|Cite this article as:|
|Jinfa Liao and Baojun Zhao, Phase equilibria studies of the titanomagnetite and ilmenite smelting slags, Int. J. Miner. Metall. Mater.,(2021). https://doi.org/10.1007/s12613-021-2376-1|
Phase equilibrium information of the slag plays an important role in pyrometallurgical processes to obtain optimum fluxing conditions and operating temperatures. Smelting reduction of titanomagnetite and ilmenite ores in iron blast furnace can form Ti(CN) particles causing increased viscosities of slag and hot-metal. HIsmelt has been developed in recent years for ironmaking which does not need coke and sinter. Formation of Ti(CN) in the HIsmelt process is avoided because the oxygen partial pressure in the process is higher than that in the blast furnace.

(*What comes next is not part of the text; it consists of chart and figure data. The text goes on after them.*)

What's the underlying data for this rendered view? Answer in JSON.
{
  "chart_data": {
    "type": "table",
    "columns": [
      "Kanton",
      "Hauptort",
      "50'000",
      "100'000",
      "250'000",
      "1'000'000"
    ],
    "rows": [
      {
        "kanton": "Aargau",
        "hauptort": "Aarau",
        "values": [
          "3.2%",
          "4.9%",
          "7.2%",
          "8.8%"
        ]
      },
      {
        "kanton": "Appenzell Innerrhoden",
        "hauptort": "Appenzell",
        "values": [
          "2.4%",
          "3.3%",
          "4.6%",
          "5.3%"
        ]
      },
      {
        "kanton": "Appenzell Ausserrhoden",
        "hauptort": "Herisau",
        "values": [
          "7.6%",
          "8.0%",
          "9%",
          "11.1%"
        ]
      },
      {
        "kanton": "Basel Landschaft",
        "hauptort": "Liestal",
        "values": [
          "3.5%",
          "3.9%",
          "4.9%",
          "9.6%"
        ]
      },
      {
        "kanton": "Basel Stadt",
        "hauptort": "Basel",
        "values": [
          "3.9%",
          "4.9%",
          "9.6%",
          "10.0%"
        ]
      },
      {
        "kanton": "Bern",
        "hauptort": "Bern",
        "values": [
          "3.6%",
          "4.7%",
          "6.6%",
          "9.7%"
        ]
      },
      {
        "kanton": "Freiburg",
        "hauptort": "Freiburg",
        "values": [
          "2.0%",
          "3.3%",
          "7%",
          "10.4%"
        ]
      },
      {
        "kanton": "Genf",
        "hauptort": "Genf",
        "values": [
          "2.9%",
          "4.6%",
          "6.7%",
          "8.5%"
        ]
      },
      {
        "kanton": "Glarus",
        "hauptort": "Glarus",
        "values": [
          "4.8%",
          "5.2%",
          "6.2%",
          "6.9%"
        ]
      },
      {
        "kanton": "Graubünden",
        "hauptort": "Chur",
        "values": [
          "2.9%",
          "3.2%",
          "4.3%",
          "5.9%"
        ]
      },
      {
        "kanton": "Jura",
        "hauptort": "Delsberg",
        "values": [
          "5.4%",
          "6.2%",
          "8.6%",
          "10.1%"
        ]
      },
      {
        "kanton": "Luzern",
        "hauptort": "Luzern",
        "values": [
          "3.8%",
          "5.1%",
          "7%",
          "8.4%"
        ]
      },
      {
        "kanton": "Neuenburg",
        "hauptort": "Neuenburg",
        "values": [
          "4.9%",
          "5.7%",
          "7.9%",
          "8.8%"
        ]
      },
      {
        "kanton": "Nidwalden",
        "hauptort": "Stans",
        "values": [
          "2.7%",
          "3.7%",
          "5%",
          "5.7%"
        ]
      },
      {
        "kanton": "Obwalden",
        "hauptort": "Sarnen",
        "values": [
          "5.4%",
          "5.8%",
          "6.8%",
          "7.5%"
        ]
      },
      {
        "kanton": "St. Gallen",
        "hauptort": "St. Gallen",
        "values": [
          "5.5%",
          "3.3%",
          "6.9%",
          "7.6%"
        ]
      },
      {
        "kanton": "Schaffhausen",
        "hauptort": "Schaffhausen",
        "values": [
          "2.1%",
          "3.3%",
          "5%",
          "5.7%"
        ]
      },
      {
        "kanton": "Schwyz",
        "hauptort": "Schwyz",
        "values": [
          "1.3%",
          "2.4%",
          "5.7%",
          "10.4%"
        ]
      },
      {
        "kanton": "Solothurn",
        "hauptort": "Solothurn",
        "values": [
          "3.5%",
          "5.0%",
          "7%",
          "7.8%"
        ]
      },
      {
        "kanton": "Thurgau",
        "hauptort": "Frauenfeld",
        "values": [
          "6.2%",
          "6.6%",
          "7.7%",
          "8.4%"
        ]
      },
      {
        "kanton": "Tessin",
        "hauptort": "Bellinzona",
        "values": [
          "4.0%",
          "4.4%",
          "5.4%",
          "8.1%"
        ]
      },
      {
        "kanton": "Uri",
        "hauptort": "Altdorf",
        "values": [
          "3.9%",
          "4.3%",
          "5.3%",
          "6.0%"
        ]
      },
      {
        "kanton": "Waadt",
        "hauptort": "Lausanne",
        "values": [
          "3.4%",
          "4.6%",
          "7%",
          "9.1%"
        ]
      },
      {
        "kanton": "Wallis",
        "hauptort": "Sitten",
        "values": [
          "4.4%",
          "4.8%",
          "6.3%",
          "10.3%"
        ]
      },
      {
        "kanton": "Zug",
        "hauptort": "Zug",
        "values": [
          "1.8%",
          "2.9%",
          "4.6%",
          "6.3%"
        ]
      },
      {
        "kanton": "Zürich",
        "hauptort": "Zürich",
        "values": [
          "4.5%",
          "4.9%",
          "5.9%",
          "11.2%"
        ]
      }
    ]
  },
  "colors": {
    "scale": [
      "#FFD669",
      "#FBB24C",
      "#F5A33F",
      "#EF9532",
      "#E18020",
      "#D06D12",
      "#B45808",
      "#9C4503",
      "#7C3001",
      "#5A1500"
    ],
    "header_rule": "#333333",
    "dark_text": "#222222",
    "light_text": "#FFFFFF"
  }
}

Smelting of TiO2-containing ores in HIsmelt process results in Al2O3–MgO–SiO2–CaO–TiO2 slag. Phase equilibria in this slag system have been investigated using equilibration, quenching and electron probe microanalysis (EPMA) technique. The experimental results are presented in two pseudo-binary sections, which represent the process of HIsmelt to treat 100% titanomagnetite ore and 100% titanomagnetite + 50% ilmenite respectively. The primary phases observed in the composition range investigated include pseudo-brookite M3O5 (MgO·2TiO2–Al2O3·TiO2), spinel (MgO·Al2O3), perovskite CaTiO3 and rutile TiO2. The results show that the liquidus temperatures decrease in the TiO2 and M3O5 primary phase fields with increasing CaO concentration and increase in the spinel and CaTiO3 primary phase fields with increasing CaO concentration. Calculation of solid-phase fractions from the experimental data has been demonstrated. Effect of the basicity on liquidus temperatures of the slag has been discussed. It seems that smelting of titanomagnetite plus ilmenite ores has significant advantages to obtain low-sulphur hot-metal and high-TiO2 slag. Experimentally determined liquidus temperatures are compared with the FactSage predictions to evaluate the existing thermodynamic databases.